Ahn Sehong’s photos and Nikon (yet again)

Yesterday I had half an hour to kill in Nishi-Shinjuku and decided to go again to Ahn Sehong (安世鴻, 안세홍)’s show 重重 (Layer by Layer, 겹겹, Gyeobgyeob, Jūjū).

There were fewer security guards this time, but instead of (very politely) going over visitors with a metal detector, they now (very politely) asked these to put baggage and the like to the side, and to walk through an airport-style security gate. This device pleasantly added to the general surrealism of the whole affair. Fewer visitors this time than last, but still a lot for a show at Nikon during working hours on a weekday.

Not only the uniformed people were extraordinarily polite, all were. The Nikon staff in particular seemed alert to the slightest possibility that they might be in my way, deftly stepping aside when I even started to approach. At least one of them magically combined this with an impression that he was avoiding looking in my direction. Extraordinary peripheral vision there.

And so the Nikon staff helped me concentrate more on the photos than I could the previous time. The best of these are good, but I was less satisfied with some others. It’s just that they don’t all have much visual interest. As for other interest, there’s probably plenty — but because there are no captions, one can only guess. Or one can’t — yes, I see (for example) that a lady is holding what I suppose is a Chinese ID card; but I can’t make out what’s written on it, and don’t know what other significance it may have.
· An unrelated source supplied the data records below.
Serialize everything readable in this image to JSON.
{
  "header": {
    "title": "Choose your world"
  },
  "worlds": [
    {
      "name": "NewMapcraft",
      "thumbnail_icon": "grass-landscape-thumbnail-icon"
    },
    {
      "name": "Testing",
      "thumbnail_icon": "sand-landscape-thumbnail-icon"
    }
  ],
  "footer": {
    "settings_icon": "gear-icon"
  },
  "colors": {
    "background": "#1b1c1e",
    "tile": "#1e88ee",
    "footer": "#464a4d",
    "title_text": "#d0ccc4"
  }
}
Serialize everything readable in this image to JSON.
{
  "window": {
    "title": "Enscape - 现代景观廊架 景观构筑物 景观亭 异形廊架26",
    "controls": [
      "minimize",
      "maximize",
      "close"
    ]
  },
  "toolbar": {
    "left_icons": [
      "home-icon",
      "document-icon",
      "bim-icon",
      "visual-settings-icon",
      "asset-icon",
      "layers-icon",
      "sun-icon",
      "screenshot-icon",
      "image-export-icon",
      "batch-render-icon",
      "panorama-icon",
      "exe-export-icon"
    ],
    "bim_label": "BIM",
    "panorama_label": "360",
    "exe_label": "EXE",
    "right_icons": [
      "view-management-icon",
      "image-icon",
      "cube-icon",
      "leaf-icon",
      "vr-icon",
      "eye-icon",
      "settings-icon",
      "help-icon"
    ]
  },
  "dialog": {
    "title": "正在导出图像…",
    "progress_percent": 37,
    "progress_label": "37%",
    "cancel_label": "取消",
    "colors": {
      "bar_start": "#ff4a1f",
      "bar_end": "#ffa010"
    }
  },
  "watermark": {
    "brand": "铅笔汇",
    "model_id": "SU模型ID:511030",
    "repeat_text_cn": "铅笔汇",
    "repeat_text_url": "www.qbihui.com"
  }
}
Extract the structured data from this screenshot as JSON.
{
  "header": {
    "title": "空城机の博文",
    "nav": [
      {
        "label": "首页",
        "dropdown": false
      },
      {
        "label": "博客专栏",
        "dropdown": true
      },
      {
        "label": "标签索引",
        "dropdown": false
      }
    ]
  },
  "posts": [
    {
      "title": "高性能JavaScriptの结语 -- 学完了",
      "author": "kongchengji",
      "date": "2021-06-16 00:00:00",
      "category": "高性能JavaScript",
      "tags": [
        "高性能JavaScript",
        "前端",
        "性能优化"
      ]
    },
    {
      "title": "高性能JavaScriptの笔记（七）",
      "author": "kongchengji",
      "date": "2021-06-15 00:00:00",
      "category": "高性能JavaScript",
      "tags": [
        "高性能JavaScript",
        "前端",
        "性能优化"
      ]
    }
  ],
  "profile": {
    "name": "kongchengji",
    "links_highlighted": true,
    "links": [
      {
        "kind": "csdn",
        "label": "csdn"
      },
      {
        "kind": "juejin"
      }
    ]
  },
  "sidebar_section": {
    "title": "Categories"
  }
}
I hope that an informative booklet eventually comes out of this work. (There’s already a modest brochure.)

The news today is that the Tokyo District Court turned down Nikon’s appeal against its provisional ruling and instead ruled that the exhibition should go ahead as planned (Asahi [at WebCite], Mainichi [at WebCite]).

All the best to Ahn and, despite its recent aberration, my thanks to Nikon for mounting shows such as this.